Industrial users will recognize the locational and economic value of Greater Springfield market

March 24, 2010 - Spotlights

Doug Macmillan, Macmillan and Son

As Greater Springfield's industrial market enters the spring of 2010, the market place continues to see oversupply and limited absorption.

Market availability remains high and consistent with the overall vacancy rate approaching or exceeding fifteen per cent. This is very evident from a drive through the region and its industrial parks and industrial areas with an ever increasing number of available signs and properties.

While this occurrence is evident in most areas of the country and notably more severe in others, the impact of the continued recession has dramatically changed the industrial market place in Western Massachusetts in a relatively short time frame.

For many years the region experienced a measured expansion of its industrial building inventory with a moderate volatility and an overall vacancy rate that typically fluctuated between seven and eight per cent or greater in less than favorable economic times. The market place was principally occupied by a relatively even mix of local and regional companies or corporately operated leased or owned facilities. The current recession has its greatest negative impact among the corporate owned and leased facilities as corporate American attempts to reign in cost, eliminate over capacity and realign its operations to address current demands and profitability requirements, and has vacated numerous local facilities to achieve this.

Prior to the recent recession, the region's industrial market had a measureable period of expansion of its local and regional industrial base. This principally need driven expansion has provided a continued healthy industrial base whose specialized or niche market manufacturing, assembly or distribution has provided the area some stability in uncertain times.

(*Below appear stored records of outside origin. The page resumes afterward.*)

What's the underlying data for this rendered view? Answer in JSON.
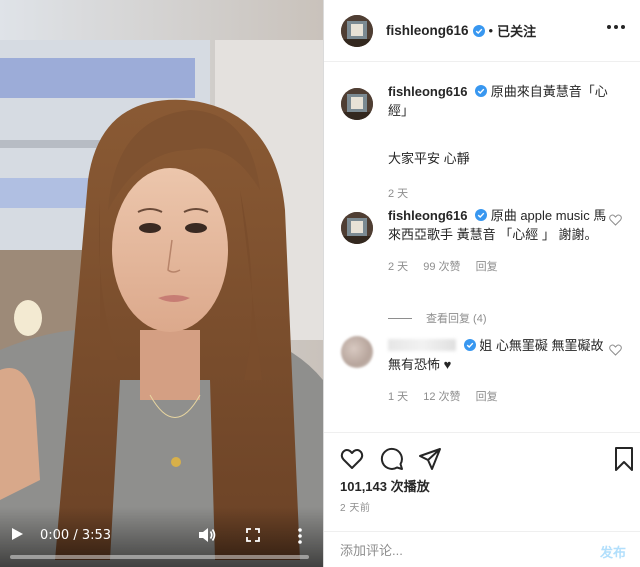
{
  "video": {
    "time_current": "0:00",
    "time_separator": "/",
    "time_total": "3:53",
    "progress": 0.0
  },
  "header": {
    "username": "fishleong616",
    "separator": "•",
    "follow_status": "已关注"
  },
  "caption": {
    "username": "fishleong616",
    "text": "原曲來自黃慧音「心經」",
    "body": "大家平安 心靜",
    "time": "2 天"
  },
  "comments": [
    {
      "username": "fishleong616",
      "text": "原曲 apple music 馬來西亞歌手 黃慧音 「心經 」 謝謝。",
      "time": "2 天",
      "likes": "99 次赞",
      "reply_label": "回复",
      "view_replies": "查看回复 (4)"
    },
    {
      "text": "姐 心無罣礙 無罣礙故無有恐怖 ♥",
      "time": "1 天",
      "likes": "12 次赞",
      "reply_label": "回复"
    }
  ],
  "stats": {
    "views": "101,143 次播放",
    "time_ago": "2 天前"
  },
  "add_comment": {
    "placeholder": "添加评论...",
    "post_label": "发布"
  },
  "colors": {
    "verified": "#3897f0",
    "post_button": "#b2dffc",
    "meta_text": "#8e8e8e"
  }
}
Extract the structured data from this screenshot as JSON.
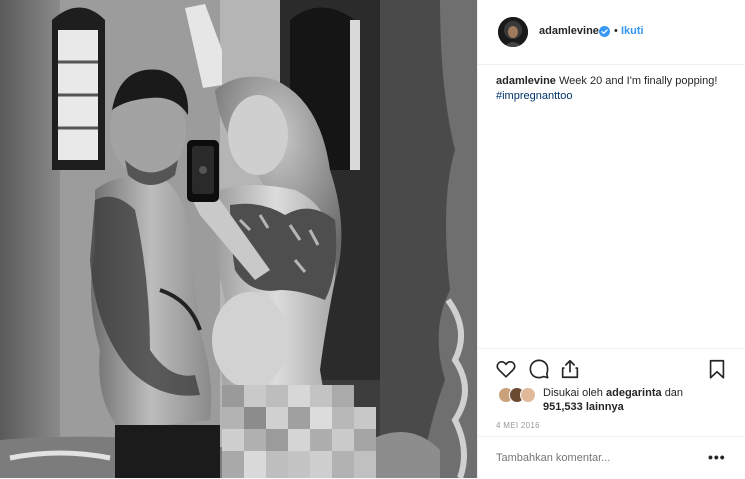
{
  "post": {
    "username": "adamlevine",
    "follow_label": "Ikuti",
    "separator": "•",
    "caption": {
      "username": "adamlevine",
      "text": "Week 20 and I'm finally popping!",
      "hashtag": "#impregnanttoo"
    },
    "likes": {
      "prefix": "Disukai oleh",
      "liker": "adegarinta",
      "middle": "dan",
      "count": "951,533",
      "suffix": "lainnya"
    },
    "date": "4 MEI 2016",
    "comment_placeholder": "Tambahkan komentar...",
    "more_label": "•••"
  },
  "icons": {
    "verified": "verified-badge-icon",
    "like": "heart-icon",
    "comment": "comment-bubble-icon",
    "share": "share-icon",
    "save": "bookmark-icon",
    "more": "more-options-icon"
  },
  "colors": {
    "link_blue": "#3897f0",
    "hashtag": "#003569",
    "text": "#262626",
    "muted": "#999999",
    "divider": "#efefef"
  }
}
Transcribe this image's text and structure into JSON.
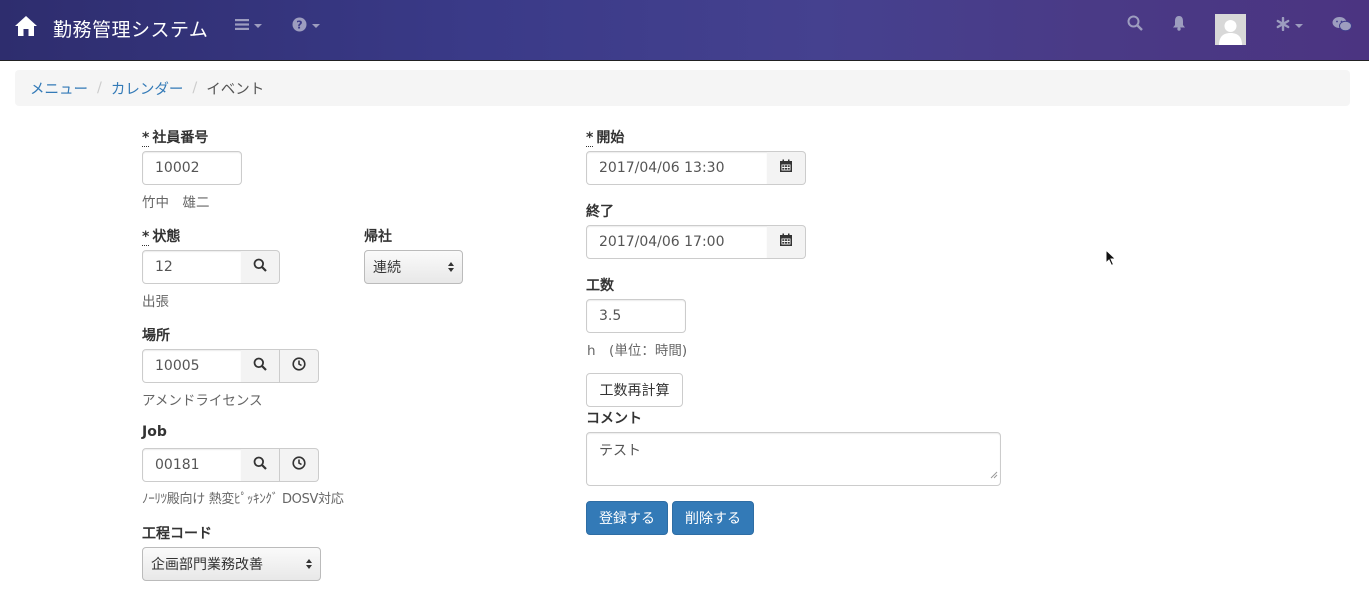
{
  "app": {
    "title": "勤務管理システム"
  },
  "colors": {
    "navbar_start": "#2e2d6e",
    "navbar_end": "#4b3481",
    "primary": "#337ab7",
    "link": "#337ab7"
  },
  "navbar": {
    "icons": [
      "home-icon",
      "bars-icon",
      "question-circle-icon",
      "search-icon",
      "bell-icon",
      "avatar",
      "asterisk-icon",
      "wechat-icon"
    ]
  },
  "breadcrumb": {
    "items": [
      "メニュー",
      "カレンダー",
      "イベント"
    ]
  },
  "form": {
    "employee_no": {
      "label": "社員番号",
      "required_mark": "*",
      "value": "10002",
      "helper": "竹中　雄二"
    },
    "status": {
      "label": "状態",
      "required_mark": "*",
      "value": "12",
      "helper": "出張"
    },
    "return_to_office": {
      "label": "帰社",
      "selected": "連続"
    },
    "location": {
      "label": "場所",
      "value": "10005",
      "helper": "アメンドライセンス"
    },
    "job": {
      "label": "Job",
      "value": "00181",
      "helper": "ﾉｰﾘﾂ殿向け 熱変ﾋﾟｯｷﾝｸﾞ DOSV対応"
    },
    "process_code": {
      "label": "工程コード",
      "selected": "企画部門業務改善"
    },
    "start": {
      "label": "開始",
      "required_mark": "*",
      "value": "2017/04/06 13:30"
    },
    "end": {
      "label": "終了",
      "value": "2017/04/06 17:00"
    },
    "man_hours": {
      "label": "工数",
      "value": "3.5",
      "helper": "h　(単位：時間)"
    },
    "recalc_button": "工数再計算",
    "comment": {
      "label": "コメント",
      "value": "テスト"
    },
    "register_button": "登録する",
    "delete_button": "削除する"
  }
}
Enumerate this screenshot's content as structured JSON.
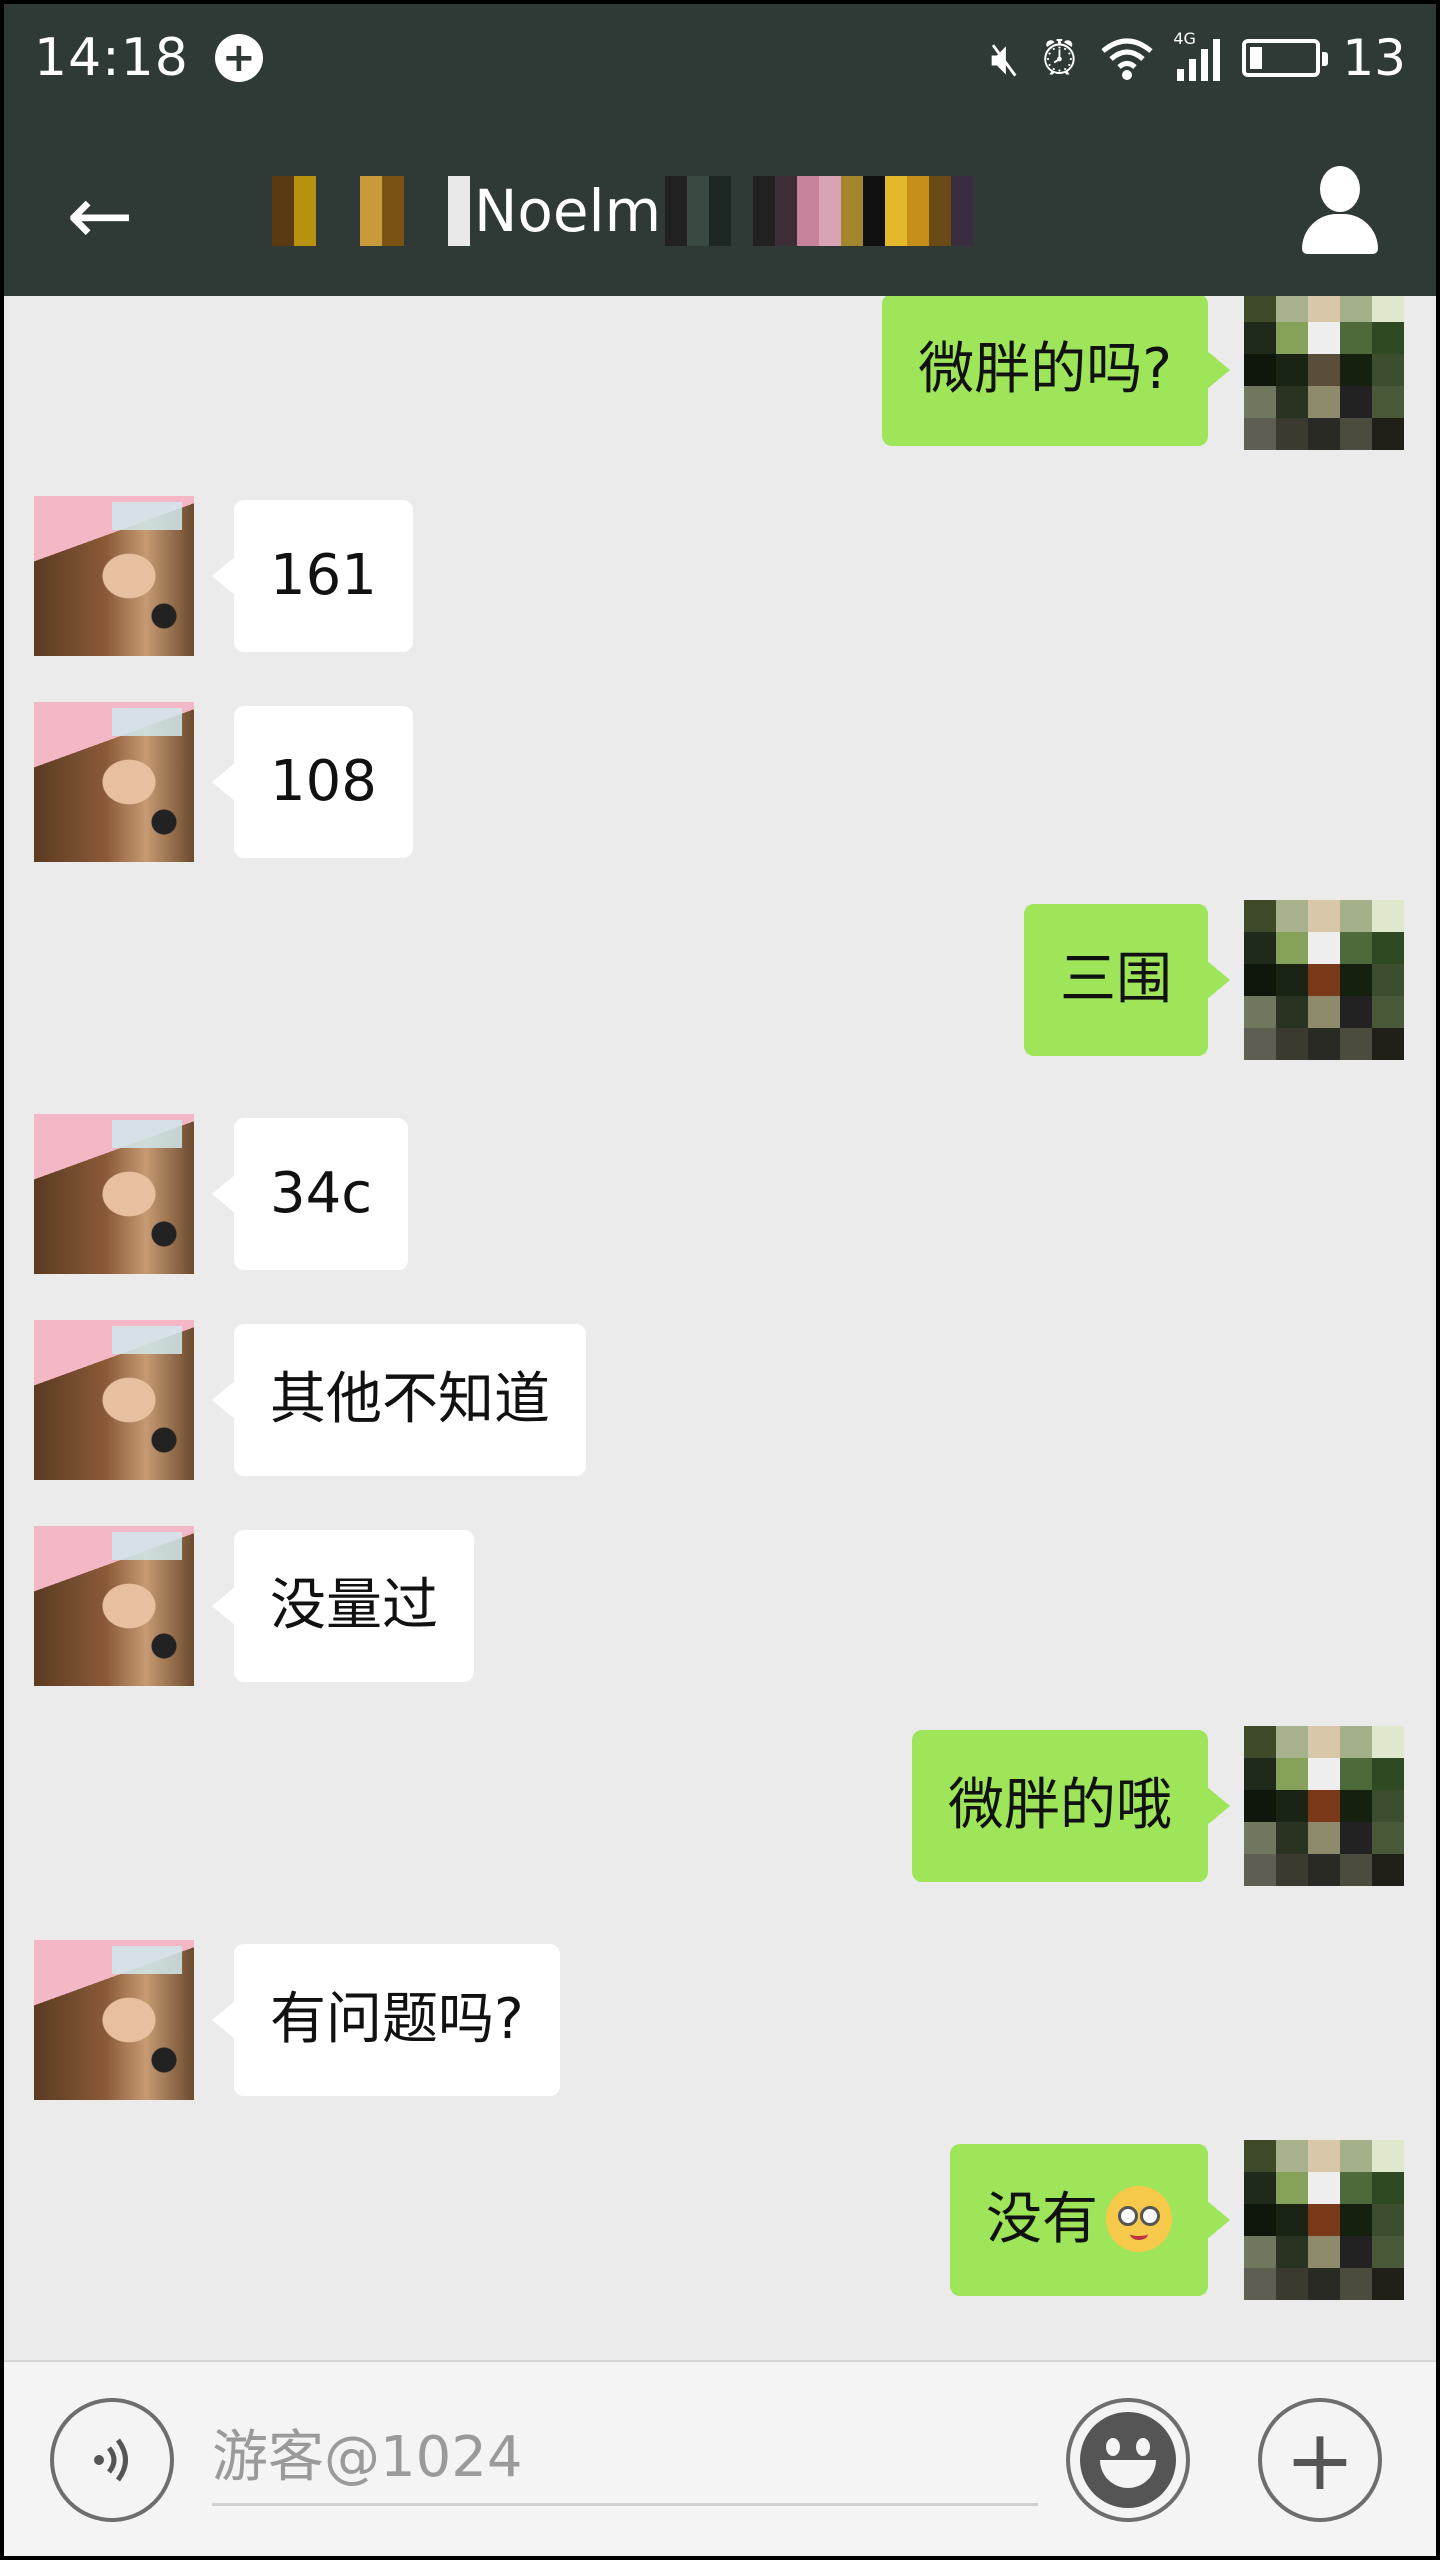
{
  "status_bar": {
    "time": "14:18",
    "network_label": "4G",
    "battery": "13",
    "icons": [
      "notification-icon",
      "mute-icon",
      "alarm-icon",
      "wifi-icon",
      "signal-icon",
      "battery-icon"
    ]
  },
  "header": {
    "title": "Noelm",
    "back_icon": "back-arrow-icon",
    "profile_icon": "profile-icon"
  },
  "messages": [
    {
      "side": "right",
      "text": "微胖的吗?"
    },
    {
      "side": "left",
      "text": "161"
    },
    {
      "side": "left",
      "text": "108"
    },
    {
      "side": "right",
      "text": "三围"
    },
    {
      "side": "left",
      "text": "34c"
    },
    {
      "side": "left",
      "text": "其他不知道"
    },
    {
      "side": "left",
      "text": "没量过"
    },
    {
      "side": "right",
      "text": "微胖的哦"
    },
    {
      "side": "left",
      "text": "有问题吗?"
    },
    {
      "side": "right",
      "text": "没有",
      "emoji": "embarrassed-emoji"
    }
  ],
  "input_bar": {
    "placeholder": "游客@1024",
    "voice_icon": "voice-icon",
    "emoji_icon": "emoji-icon",
    "plus_icon": "plus-icon"
  },
  "colors": {
    "header_bg": "#2f3a37",
    "chat_bg": "#ebebeb",
    "sent_bubble": "#9ee55a",
    "received_bubble": "#ffffff"
  }
}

The local market place presently offers a diversity of availabilities ranging from smaller spaces to 500,000 s/f properties. The majority of the newer offerings are typically 100,000 s/f for sale properties readily adaptable to a variety of industrial uses.
This continued negative market activity has exerted downward pressure on both sale prices, lease rates and terms in an attempt to attract market prospects.
Asking rental rates have begun a downward migration with the majority of asking rental rates for existing warehouse, distribution space ranging between $2.50-$4 per s/f NNN. Asking rental rates for existing manufacturing space range from approximately $3.50-$5 per s/f NNN.
Asking sales prices have begun a downward migration as property owners assess market availability and price properties accordingly. Market absorption continues to be negative as new inventory has rapidly outpaced market activity. New construction continues to be very limited and focused on previously planned projects and requirements whose needs are not compatible with existing market inventory, due to specialized locational or physical requirements.

Industrial land availability continues to be able to accommodate the majority of market requirements though the number, diversity and quality of existing building alternatives questions the need for new construction and will for the foreseeable future.
With the end of the first quarter of 2010 the market place continues to experience negative absorption, but Brokers have seen an increased level of activity from prospects.
The area is anxiously awaiting the news of the location chosen in Holyoke for the high speed data center. It is hoped that the center will have some spin off potential for the region with additional economic benefit from the co location of data users utilizing the center.
We are hopeful that when the economy turns industrial space users will recognize the locational and economic value of the Greater Springfield industrial market place.

Douglas Macmillan is president of Macmillan and Son, Inc., Springfield, Mass.